Fig. 8. Temperature and template-dependent transcript synthesis in vitro by T. kodakarensis RNAPs

(A) Electrophoretic separation of the transcripts synthesized by RNAP from T. kodakarensis TS413 or KUWLFB from template T452 (sequence in Supplementary Table 2) during incubation for 5 min at temperatures increasing from 50 to 55, 60, 65, 70, 75, 80 and 85 °C. Transcription was initiated from P_hmtB and the transcripts synthesized were labeled at their 5'-terminus by [³²P]-ApC incorporation. (B) Electrophoretic separation of the transcripts synthesized by RNAP from T. kodakarensis TS413 or KUWLFB from templates T452, T443 or T468 (sequence in Supplementary Table 2) during incubation for 5 min at 85 °C. These templates all contain the same P_hmtB promoter and transcription was initiated at the same location.
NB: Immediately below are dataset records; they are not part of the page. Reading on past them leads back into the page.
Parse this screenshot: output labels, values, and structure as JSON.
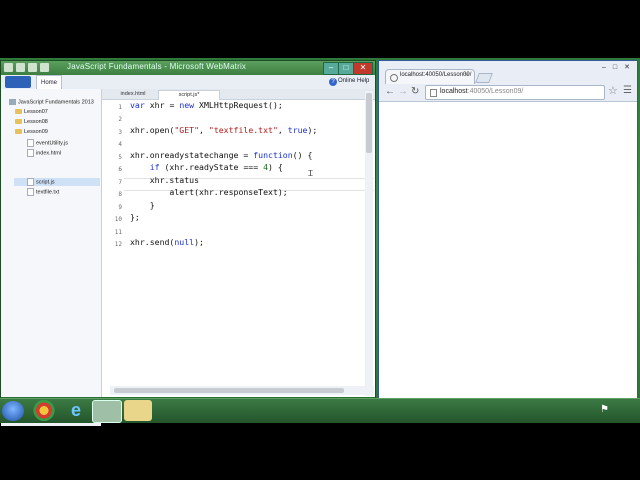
{
  "editor": {
    "window_title": "JavaScript Fundamentals - Microsoft WebMatrix",
    "ribbon_tab_home": "Home",
    "online_help": "Online Help",
    "tree": [
      {
        "label": "JavaScript Fundamentals 2013",
        "type": "site"
      },
      {
        "label": "Lesson07",
        "type": "folder"
      },
      {
        "label": "Lesson08",
        "type": "folder"
      },
      {
        "label": "Lesson09",
        "type": "folder"
      },
      {
        "label": "eventUtility.js",
        "type": "file"
      },
      {
        "label": "index.html",
        "type": "file"
      },
      {
        "label": "script.js",
        "type": "file",
        "selected": true
      },
      {
        "label": "textfile.txt",
        "type": "file"
      }
    ],
    "tabs": [
      {
        "label": "index.html"
      },
      {
        "label": "script.js*"
      }
    ],
    "line_numbers": [
      "1",
      "2",
      "3",
      "4",
      "5",
      "6",
      "7",
      "8",
      "9",
      "10",
      "11",
      "12"
    ],
    "code": {
      "l1": [
        "var",
        " xhr = ",
        "new",
        " XMLHttpRequest();"
      ],
      "l3": [
        "xhr.open(",
        "\"GET\"",
        ", ",
        "\"textfile.txt\"",
        ", ",
        "true",
        ");"
      ],
      "l5": [
        "xhr.onreadystatechange = ",
        "function",
        "() {"
      ],
      "l6": [
        "    ",
        "if",
        " (xhr.readyState === ",
        "4",
        ") {"
      ],
      "l7": [
        "    xhr.status"
      ],
      "l8": [
        "        alert(xhr.responseText);"
      ],
      "l9": [
        "    }"
      ],
      "l10": [
        "};"
      ],
      "l12": [
        "xhr.send(",
        "null",
        ");"
      ]
    }
  },
  "browser": {
    "tab_title": "localhost:40050/Lesson09/",
    "url_host": "localhost",
    "url_rest": ":40050/Lesson09/"
  },
  "icons": {
    "nav_back": "back-arrow-icon",
    "nav_forward": "forward-arrow-icon",
    "reload": "reload-icon",
    "bookmark": "star-icon",
    "settings": "wrench-icon"
  }
}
The downstream transcribed DNA in T452 contained an archaeal protein coding sequence (T452), whereas T443 and T468 contained archaeal intergenic sequences. All transcripts synthesized were labeled at their 5'-terminus by [³²P]-ApC incorporation. As indicated, additional investigations confirmed the identity of transcripts that resulted from abortive initiation, template-directed intrinsic termination and template run-off (TJS, unpublished results).